6: Individuals both from management and security working at nuclear power plants.
7: A CEO of a manufacturing company, exercising in locations all over the world.
8: Americans in the Green Zone in Baghdad.
9: Russian soldiers in Crimea.
10: Military personnel at Guantanamo Bay.
11: Troops stationed near the North Korean border.
12: Airmen involved in the battle against the Islamic State.

Polar, on the other hand, has addressed the issue with a statement clarifying that there was no security breach or data leak. The company has also apologized to its users for suspending the Explore feature. Explore is used by athletes all over the world to share and celebrate their training sessions

”Currently, the vast majority of Polar customers maintain the default private profiles and private sessions data settings and are not affected in any way by this case. While the decision to opt-in and share training sessions and GPS location data is the choice and responsibility of the customer, we are aware that potentially sensitive locations are appearing in public data, and have made the decision to temporarily suspend the Explore API,” the statement reads.

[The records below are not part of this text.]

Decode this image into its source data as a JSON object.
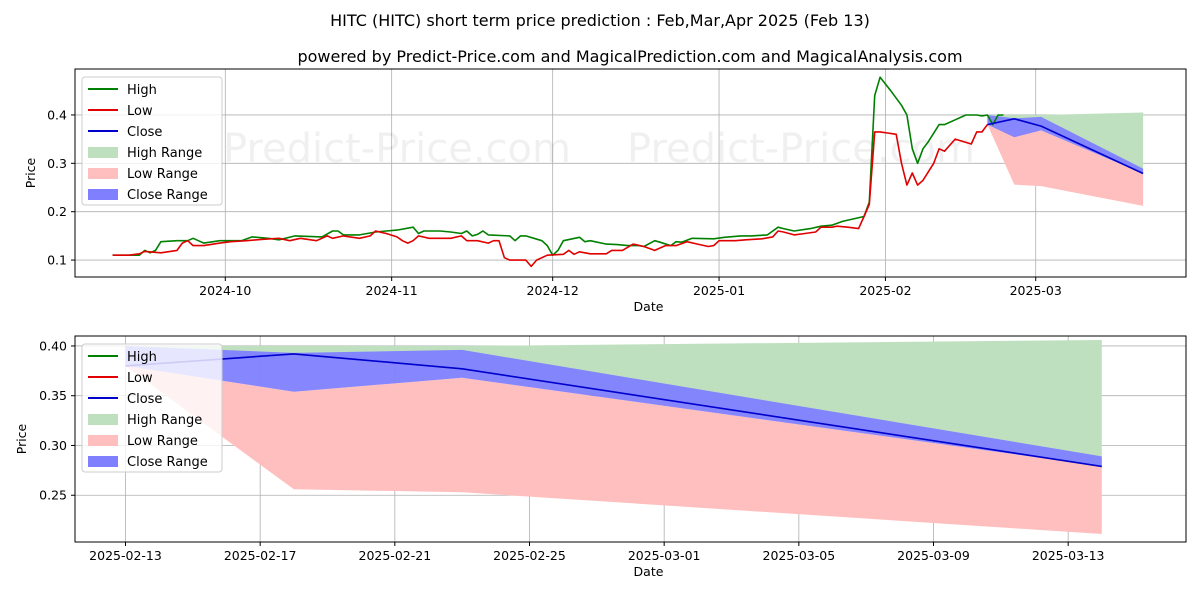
{
  "header": {
    "title": "HITC (HITC) short term price prediction : Feb,Mar,Apr 2025 (Feb 13)",
    "subtitle": "powered by Predict-Price.com and MagicalPrediction.com and MagicalAnalysis.com"
  },
  "watermark": "Predict-Price.com",
  "colors": {
    "high": "#008000",
    "low": "#e00000",
    "close": "#0000cc",
    "high_range": "#bfe0bf",
    "low_range": "#ffbfbf",
    "close_range": "#8080ff"
  },
  "chart_data": [
    {
      "type": "line",
      "title": "",
      "xlabel": "Date",
      "ylabel": "Price",
      "x_ticks": [
        {
          "label": "2024-10",
          "x": 15
        },
        {
          "label": "2024-11",
          "x": 46
        },
        {
          "label": "2024-12",
          "x": 76
        },
        {
          "label": "2025-01",
          "x": 107
        },
        {
          "label": "2025-02",
          "x": 138
        },
        {
          "label": "2025-03",
          "x": 166
        }
      ],
      "y_ticks": [
        0.1,
        0.2,
        0.3,
        0.4
      ],
      "xlim": [
        -13,
        194
      ],
      "ylim": [
        0.065,
        0.495
      ],
      "legend": [
        "High",
        "Low",
        "Close",
        "High Range",
        "Low Range",
        "Close Range"
      ],
      "series": [
        {
          "name": "High",
          "points": [
            [
              -6,
              0.11
            ],
            [
              -3,
              0.11
            ],
            [
              -1,
              0.11
            ],
            [
              0,
              0.12
            ],
            [
              1,
              0.115
            ],
            [
              2,
              0.12
            ],
            [
              3,
              0.138
            ],
            [
              6,
              0.14
            ],
            [
              8,
              0.14
            ],
            [
              9,
              0.145
            ],
            [
              10,
              0.14
            ],
            [
              11,
              0.135
            ],
            [
              14,
              0.14
            ],
            [
              18,
              0.14
            ],
            [
              20,
              0.148
            ],
            [
              23,
              0.145
            ],
            [
              25,
              0.142
            ],
            [
              28,
              0.15
            ],
            [
              33,
              0.148
            ],
            [
              35,
              0.16
            ],
            [
              36,
              0.16
            ],
            [
              37,
              0.152
            ],
            [
              40,
              0.152
            ],
            [
              43,
              0.158
            ],
            [
              45,
              0.16
            ],
            [
              47,
              0.162
            ],
            [
              50,
              0.168
            ],
            [
              51,
              0.155
            ],
            [
              52,
              0.16
            ],
            [
              55,
              0.16
            ],
            [
              57,
              0.158
            ],
            [
              59,
              0.155
            ],
            [
              60,
              0.16
            ],
            [
              61,
              0.15
            ],
            [
              62,
              0.153
            ],
            [
              63,
              0.16
            ],
            [
              64,
              0.152
            ],
            [
              68,
              0.15
            ],
            [
              69,
              0.14
            ],
            [
              70,
              0.15
            ],
            [
              71,
              0.15
            ],
            [
              74,
              0.14
            ],
            [
              75,
              0.13
            ],
            [
              76,
              0.11
            ],
            [
              77,
              0.12
            ],
            [
              78,
              0.14
            ],
            [
              81,
              0.147
            ],
            [
              82,
              0.138
            ],
            [
              83,
              0.14
            ],
            [
              86,
              0.133
            ],
            [
              88,
              0.132
            ],
            [
              90,
              0.13
            ],
            [
              92,
              0.13
            ],
            [
              93,
              0.128
            ],
            [
              95,
              0.14
            ],
            [
              96,
              0.137
            ],
            [
              98,
              0.13
            ],
            [
              99,
              0.138
            ],
            [
              100,
              0.137
            ],
            [
              102,
              0.145
            ],
            [
              106,
              0.144
            ],
            [
              108,
              0.147
            ],
            [
              111,
              0.15
            ],
            [
              113,
              0.15
            ],
            [
              116,
              0.152
            ],
            [
              118,
              0.168
            ],
            [
              119,
              0.165
            ],
            [
              121,
              0.16
            ],
            [
              124,
              0.165
            ],
            [
              126,
              0.17
            ],
            [
              128,
              0.172
            ],
            [
              130,
              0.18
            ],
            [
              134,
              0.19
            ],
            [
              135,
              0.22
            ],
            [
              136,
              0.44
            ],
            [
              137,
              0.478
            ],
            [
              139,
              0.45
            ],
            [
              141,
              0.42
            ],
            [
              142,
              0.4
            ],
            [
              143,
              0.33
            ],
            [
              144,
              0.3
            ],
            [
              145,
              0.33
            ],
            [
              146,
              0.345
            ],
            [
              148,
              0.38
            ],
            [
              149,
              0.38
            ],
            [
              151,
              0.39
            ],
            [
              153,
              0.4
            ],
            [
              155,
              0.4
            ],
            [
              156,
              0.398
            ],
            [
              157,
              0.4
            ],
            [
              158,
              0.38
            ],
            [
              159,
              0.4
            ],
            [
              160,
              0.4
            ]
          ]
        },
        {
          "name": "Low",
          "points": [
            [
              -6,
              0.11
            ],
            [
              -3,
              0.11
            ],
            [
              -1,
              0.113
            ],
            [
              0,
              0.118
            ],
            [
              3,
              0.115
            ],
            [
              6,
              0.12
            ],
            [
              7,
              0.135
            ],
            [
              8,
              0.14
            ],
            [
              9,
              0.13
            ],
            [
              11,
              0.13
            ],
            [
              14,
              0.135
            ],
            [
              16,
              0.138
            ],
            [
              19,
              0.14
            ],
            [
              22,
              0.143
            ],
            [
              25,
              0.145
            ],
            [
              27,
              0.14
            ],
            [
              29,
              0.145
            ],
            [
              32,
              0.14
            ],
            [
              34,
              0.15
            ],
            [
              35,
              0.145
            ],
            [
              37,
              0.15
            ],
            [
              40,
              0.145
            ],
            [
              42,
              0.15
            ],
            [
              43,
              0.16
            ],
            [
              45,
              0.155
            ],
            [
              47,
              0.148
            ],
            [
              48,
              0.14
            ],
            [
              49,
              0.135
            ],
            [
              50,
              0.14
            ],
            [
              51,
              0.15
            ],
            [
              53,
              0.145
            ],
            [
              57,
              0.145
            ],
            [
              59,
              0.15
            ],
            [
              60,
              0.14
            ],
            [
              62,
              0.14
            ],
            [
              64,
              0.135
            ],
            [
              65,
              0.14
            ],
            [
              66,
              0.14
            ],
            [
              67,
              0.105
            ],
            [
              68,
              0.1
            ],
            [
              70,
              0.1
            ],
            [
              71,
              0.1
            ],
            [
              72,
              0.087
            ],
            [
              73,
              0.1
            ],
            [
              75,
              0.11
            ],
            [
              78,
              0.112
            ],
            [
              79,
              0.12
            ],
            [
              80,
              0.112
            ],
            [
              81,
              0.117
            ],
            [
              83,
              0.113
            ],
            [
              86,
              0.113
            ],
            [
              87,
              0.12
            ],
            [
              89,
              0.12
            ],
            [
              91,
              0.133
            ],
            [
              93,
              0.128
            ],
            [
              95,
              0.12
            ],
            [
              97,
              0.13
            ],
            [
              99,
              0.13
            ],
            [
              101,
              0.138
            ],
            [
              103,
              0.133
            ],
            [
              105,
              0.128
            ],
            [
              106,
              0.13
            ],
            [
              107,
              0.14
            ],
            [
              110,
              0.14
            ],
            [
              112,
              0.142
            ],
            [
              115,
              0.144
            ],
            [
              117,
              0.148
            ],
            [
              118,
              0.16
            ],
            [
              119,
              0.158
            ],
            [
              121,
              0.152
            ],
            [
              123,
              0.155
            ],
            [
              125,
              0.158
            ],
            [
              126,
              0.168
            ],
            [
              128,
              0.168
            ],
            [
              129,
              0.17
            ],
            [
              131,
              0.168
            ],
            [
              133,
              0.165
            ],
            [
              134,
              0.19
            ],
            [
              135,
              0.215
            ],
            [
              136,
              0.365
            ],
            [
              137,
              0.365
            ],
            [
              140,
              0.36
            ],
            [
              141,
              0.3
            ],
            [
              142,
              0.255
            ],
            [
              143,
              0.28
            ],
            [
              144,
              0.255
            ],
            [
              145,
              0.265
            ],
            [
              147,
              0.3
            ],
            [
              148,
              0.33
            ],
            [
              149,
              0.325
            ],
            [
              151,
              0.35
            ],
            [
              154,
              0.34
            ],
            [
              155,
              0.365
            ],
            [
              156,
              0.365
            ],
            [
              157,
              0.38
            ]
          ]
        },
        {
          "name": "Close",
          "points": [
            [
              157,
              0.38
            ],
            [
              162,
              0.392
            ],
            [
              167,
              0.377
            ],
            [
              186,
              0.279
            ]
          ]
        }
      ],
      "ranges": [
        {
          "name": "High Range",
          "x": [
            157,
            162,
            167,
            186
          ],
          "upper": [
            0.4,
            0.4,
            0.4,
            0.405
          ],
          "lower": [
            0.38,
            0.392,
            0.377,
            0.279
          ]
        },
        {
          "name": "Low Range",
          "x": [
            157,
            162,
            167,
            186
          ],
          "upper": [
            0.38,
            0.356,
            0.368,
            0.279
          ],
          "lower": [
            0.38,
            0.256,
            0.253,
            0.212
          ]
        },
        {
          "name": "Close Range",
          "x": [
            157,
            162,
            167,
            186
          ],
          "upper": [
            0.4,
            0.393,
            0.396,
            0.289
          ],
          "lower": [
            0.38,
            0.354,
            0.368,
            0.279
          ]
        }
      ]
    },
    {
      "type": "line",
      "title": "",
      "xlabel": "Date",
      "ylabel": "Price",
      "x_ticks": [
        {
          "label": "2025-02-13",
          "x": 0
        },
        {
          "label": "2025-02-17",
          "x": 4
        },
        {
          "label": "2025-02-21",
          "x": 8
        },
        {
          "label": "2025-02-25",
          "x": 12
        },
        {
          "label": "2025-03-01",
          "x": 16
        },
        {
          "label": "2025-03-05",
          "x": 20
        },
        {
          "label": "2025-03-09",
          "x": 24
        },
        {
          "label": "2025-03-13",
          "x": 28
        }
      ],
      "y_ticks": [
        0.25,
        0.3,
        0.35,
        0.4
      ],
      "y_tick_labels": [
        "0.25",
        "0.30",
        "0.35",
        "0.40"
      ],
      "xlim": [
        -1.5,
        31.5
      ],
      "ylim": [
        0.203,
        0.41
      ],
      "legend": [
        "High",
        "Low",
        "Close",
        "High Range",
        "Low Range",
        "Close Range"
      ],
      "series": [
        {
          "name": "Close",
          "points": [
            [
              0,
              0.38
            ],
            [
              5,
              0.392
            ],
            [
              10,
              0.377
            ],
            [
              29,
              0.279
            ]
          ]
        }
      ],
      "ranges": [
        {
          "name": "High Range",
          "x": [
            0,
            5,
            10,
            29
          ],
          "upper": [
            0.4,
            0.4,
            0.4,
            0.406
          ],
          "lower": [
            0.38,
            0.392,
            0.377,
            0.279
          ]
        },
        {
          "name": "Low Range",
          "x": [
            0,
            5,
            10,
            29
          ],
          "upper": [
            0.38,
            0.354,
            0.368,
            0.279
          ],
          "lower": [
            0.38,
            0.256,
            0.253,
            0.211
          ]
        },
        {
          "name": "Close Range",
          "x": [
            0,
            5,
            10,
            29
          ],
          "upper": [
            0.4,
            0.393,
            0.396,
            0.289
          ],
          "lower": [
            0.38,
            0.354,
            0.368,
            0.279
          ]
        }
      ]
    }
  ]
}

“We are analyzing the best options that will allow Polar customers to continue using the Explore feature while taking additional measures to remind customers to avoid publicly sharing GPS files of sensitive locations.”

This is not the first time when a fitness tracking app has leaked such highly personal and sensitive data. In January this year, the Global Heat Map of GPS tracking and fitness-tracker app Strava also exposed the location data of its users and that also included military bases as well as the daily routines of military personnel.